Upsilon Lab works with two types of projects: sponsored projects which are supervised by professors, and in-house projects which are entirely internal.
All of our projects are categorized by branch. The sponsorship status is listed in the subheader of each project. You can visit the pages for those categories, learn more about the projects and find the team managers on these pages:
Tools & Experimental Research (TER) Projects
We are currently looking for enthusiastic managers to lead new TER projects! Please apply!
Laser Box Software
Manager: Keqin Yan – In-House
Learning Objectives: Programming (Python), CAD
APPLICATIONS: OPEN
A great number of experimental Physics research involves understanding of optics and their arrangements. This project is designed to target a very specific problem: how to put optics into a box nicely? Specifically, we plan to use a combination of programming and CAD to build a software tool that facilitates the process of implementing and aligning optics in a box or on a baseplate, which could potentially be very helpful in the fields such as quantum computing (imagining having a quantum computer that looks like a traditional one).

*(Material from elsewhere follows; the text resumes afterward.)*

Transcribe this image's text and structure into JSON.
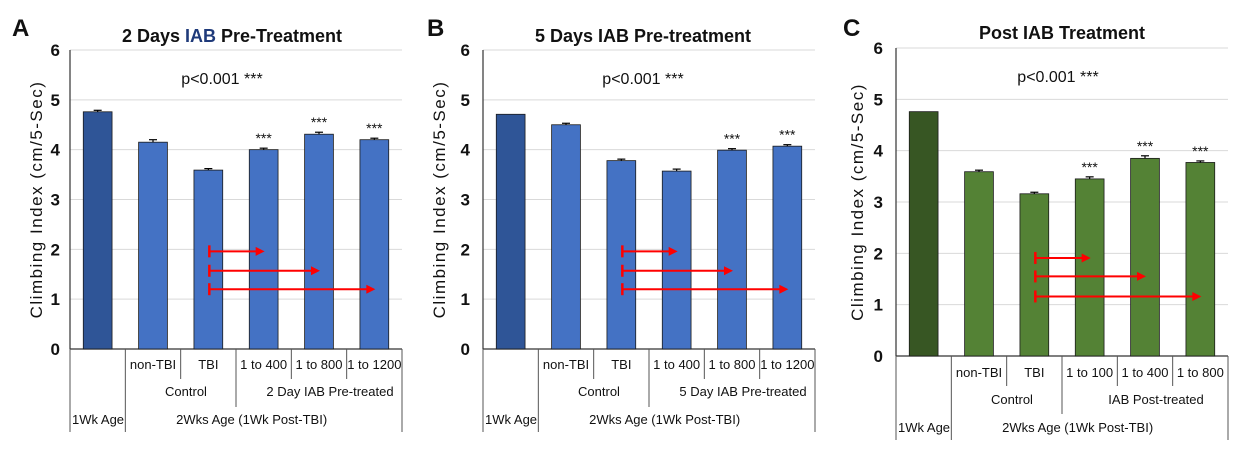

Theory & Simulation (TS) Projects
MODELING QUANTUM SYSTEMS WITH MACHINE LEARNING
Manager: Joshua Wong – In-House
Learning Objectives: Programming (Python), Neural Networks
APPLICATIONS: OPEN
Electrons are all over the place, and they’re complicated! If only we could somehow model their wavefunctions… but with so many in a given molecule, that’s practically impossible! I wonder, is there an easier way to model a complicated wavefunction…? Yes! We can use machine learning to do this!
Learning Physics with Neural Networks
Manager: William Zhu – In-house
Contact: williamzhu@g.ucla.edu
Learning Objectives: Programming (Python, Keras, and Tensorflow), Neural Networks, Deep Learning
APPLICATIONS: OPEN
The goal of this project is to train a deep learning model to predict future states of a closed system based on a known sequence of past states, in a physics-consistent fashion. We will build and run simple physics simulations, then assemble obtained data into an appropriate dataset, on which we will train our network.